Comments:
1. 有限維度內積空間稱為 歐式空間 (Euclidean Space)
2. 若為無窮維度的內積空間我們稱為 Pre-Hilbert Space,若此無窮維度內積空間為完備空間,則稱之為 Hilbert Space
3. 為何好好的向量空間不用還要多此一舉另外又定一個 內積空間?主因是向量空間本身只定義了加法 與純量乘法的運算,如果我們想討論在向量空間中某元素的大小 或者 某兩元素之間的關係則無從得知。
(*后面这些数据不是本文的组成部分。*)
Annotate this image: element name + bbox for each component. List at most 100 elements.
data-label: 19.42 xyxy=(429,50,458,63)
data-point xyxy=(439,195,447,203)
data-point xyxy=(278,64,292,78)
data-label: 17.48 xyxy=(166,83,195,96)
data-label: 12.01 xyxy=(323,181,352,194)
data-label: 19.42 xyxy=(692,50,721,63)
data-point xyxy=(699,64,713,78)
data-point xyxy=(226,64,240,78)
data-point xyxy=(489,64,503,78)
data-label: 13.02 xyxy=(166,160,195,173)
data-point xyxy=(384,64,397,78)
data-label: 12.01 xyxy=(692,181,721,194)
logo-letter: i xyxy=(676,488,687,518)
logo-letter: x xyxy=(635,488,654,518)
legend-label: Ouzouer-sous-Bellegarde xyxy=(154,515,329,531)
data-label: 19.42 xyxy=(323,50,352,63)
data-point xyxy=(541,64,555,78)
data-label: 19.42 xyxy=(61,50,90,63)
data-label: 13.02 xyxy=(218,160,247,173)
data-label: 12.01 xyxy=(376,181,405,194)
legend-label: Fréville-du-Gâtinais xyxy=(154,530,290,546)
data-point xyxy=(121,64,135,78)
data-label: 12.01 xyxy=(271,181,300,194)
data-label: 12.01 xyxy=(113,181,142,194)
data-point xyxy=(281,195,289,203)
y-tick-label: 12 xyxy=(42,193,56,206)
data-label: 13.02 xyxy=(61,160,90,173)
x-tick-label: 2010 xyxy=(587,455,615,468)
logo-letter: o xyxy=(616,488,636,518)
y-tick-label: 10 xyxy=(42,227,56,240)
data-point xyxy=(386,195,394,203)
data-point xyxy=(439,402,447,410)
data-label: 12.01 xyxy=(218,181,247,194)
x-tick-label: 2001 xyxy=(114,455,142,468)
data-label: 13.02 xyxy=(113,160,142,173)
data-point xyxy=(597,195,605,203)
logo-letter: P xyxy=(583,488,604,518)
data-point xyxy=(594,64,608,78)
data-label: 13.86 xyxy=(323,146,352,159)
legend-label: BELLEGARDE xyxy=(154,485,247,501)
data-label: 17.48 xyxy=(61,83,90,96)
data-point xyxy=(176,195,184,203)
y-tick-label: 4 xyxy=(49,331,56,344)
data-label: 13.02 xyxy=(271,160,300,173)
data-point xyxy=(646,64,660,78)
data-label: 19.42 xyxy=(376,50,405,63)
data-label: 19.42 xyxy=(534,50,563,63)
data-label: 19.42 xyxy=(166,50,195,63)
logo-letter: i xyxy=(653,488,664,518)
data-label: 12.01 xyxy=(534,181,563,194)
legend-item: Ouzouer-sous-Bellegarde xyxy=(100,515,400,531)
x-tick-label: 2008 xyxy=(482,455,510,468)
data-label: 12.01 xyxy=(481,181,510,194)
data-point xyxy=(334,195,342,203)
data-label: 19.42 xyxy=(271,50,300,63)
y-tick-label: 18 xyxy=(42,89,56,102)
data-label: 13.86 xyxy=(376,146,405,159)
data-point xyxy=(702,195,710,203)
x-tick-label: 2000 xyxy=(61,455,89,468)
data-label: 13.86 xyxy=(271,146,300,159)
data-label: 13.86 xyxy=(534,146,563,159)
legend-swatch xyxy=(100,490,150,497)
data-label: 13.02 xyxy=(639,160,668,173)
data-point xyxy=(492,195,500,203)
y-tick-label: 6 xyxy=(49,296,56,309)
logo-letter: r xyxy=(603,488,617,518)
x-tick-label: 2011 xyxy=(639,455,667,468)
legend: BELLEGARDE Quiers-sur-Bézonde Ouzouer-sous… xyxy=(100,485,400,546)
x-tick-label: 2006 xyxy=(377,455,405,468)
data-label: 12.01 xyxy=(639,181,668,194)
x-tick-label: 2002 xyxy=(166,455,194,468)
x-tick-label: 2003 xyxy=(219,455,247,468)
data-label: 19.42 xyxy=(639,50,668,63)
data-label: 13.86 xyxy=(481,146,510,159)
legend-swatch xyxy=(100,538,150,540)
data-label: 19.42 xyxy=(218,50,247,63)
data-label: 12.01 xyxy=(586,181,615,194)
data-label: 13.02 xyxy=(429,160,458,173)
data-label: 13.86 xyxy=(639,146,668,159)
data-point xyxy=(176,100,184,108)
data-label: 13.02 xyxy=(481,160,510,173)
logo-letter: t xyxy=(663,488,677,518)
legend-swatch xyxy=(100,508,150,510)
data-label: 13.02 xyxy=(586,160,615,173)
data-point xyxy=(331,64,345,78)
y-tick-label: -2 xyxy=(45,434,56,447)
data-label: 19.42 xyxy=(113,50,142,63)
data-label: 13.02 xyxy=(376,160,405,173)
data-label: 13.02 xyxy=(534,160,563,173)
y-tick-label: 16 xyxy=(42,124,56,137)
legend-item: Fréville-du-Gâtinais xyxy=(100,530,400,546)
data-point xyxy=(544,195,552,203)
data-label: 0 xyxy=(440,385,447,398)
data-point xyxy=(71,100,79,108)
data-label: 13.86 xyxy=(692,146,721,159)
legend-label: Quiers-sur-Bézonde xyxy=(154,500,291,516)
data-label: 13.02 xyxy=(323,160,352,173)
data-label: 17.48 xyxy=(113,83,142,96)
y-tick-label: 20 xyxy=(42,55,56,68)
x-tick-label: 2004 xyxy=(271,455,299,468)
但是如果我們引入 內積運算 到向量空間中,則可以在原本的向量空間上將 代數 與 幾何 的概念做直接的連結,也就是我們可以透過內積引入 其上的兩元素是否 垂直 (正交) 的概念,亦可針對某元素來探討其 長度與大小 概念 。
4. 讀者可回憶 高中所學習過的 點積 (dot product),此文所探討的內積 即為 點積 的推廣。
首先定義內積
==================
Definition: Inner Product on Vector Space
令 $V$ 為實數向量空間,則 Inner Product on $V$ 為函數 $(\cdot, \cdot): V\times V \to \mathbb{R}$ 滿足下列條件
(a) $({\bf u}, {\bf u}) \ge 0$:且 $({\bf u}, {\bf u}) = 0$ 若且唯若 ${\bf u} = {\bf 0}_V$
(b) $({\bf u}, {\bf v}) = ({\bf v}, {\bf u}), \; \forall {\bf u,v} \in V$
(c) $({\bf u} + {\bf v}, {\bf w}) = ({\bf u}, {\bf w}) + ({\bf u}, {\bf v}), \; \forall {\bf u,v,w} \in V$
(d) $(c {\bf u}, {\bf v}) = c({\bf u}, {\bf v}),\; \forall {\bf u,v} \in V, c \in \mathbb{R}$
==================
1. 透過內積我們亦可定義 ${\bf u}$ 的大小,記作 $||{\bf u}|| = \sqrt{ ({\bf u}, {\bf u} )} $
2. 透過內積我們亦可定義在內積空間中兩向量是否垂直:亦即 若 ${\bf u}, {\bf v} \in V$ 稱為 垂直 或 正交 若 $({\bf u}, {\bf v}) = 0$
2. 前述內積定義可立即有以下衍生結果:
Fact 1: $\left( {{\bf{u}},c{\bf{v}}} \right) = c\left( {{\bf{u}},{\bf{v}}} \right)$
Fact 2: $\left( {{\bf{u}},{\bf{v}} + {\bf{w}}} \right) = \left( {{\bf{u}},{\bf{v}}} \right) + \left( {{\bf{u}},{\bf{w}}} \right)$
讀者可自行驗證上述兩個結果。
=========
Claim 1: 給定 ${\bf v}, {\bf w} \in V$ ,若對任意 ${\bf u} \in V$ 我們有 $
({\bf u},{\bf v}) = ({\bf u}, {\bf w})$ 則 ${\bf v} = {\bf w}$
=========
Proof:
由於我們要證明 ${\bf v} = {\bf w}$,故我們僅需證明 $\left( {{\bf{v}} - {\bf{w}},{\bf{v}} - {\bf{w}}} \right) = 0$ 現在觀察兩者之差的內積
\[\begin{array}{l}
\left( {{\bf{v}} - {\bf{w}},{\bf{v}} - {\bf{w}}} \right) = \left( {{\bf{v}} - {\bf{w}},{\bf{v}}} \right) + \left( {{\bf{v}} - {\bf{w}}, - {\bf{w}}} \right)\\
\begin{array}{*{20}{c}}
{}&{}&{}&{}&{}&{}
\end{array} = \left( {{\bf{v}} - {\bf{w}},{\bf{v}}} \right) - \left( {{\bf{v}} - {\bf{w}},{\bf{w}}} \right)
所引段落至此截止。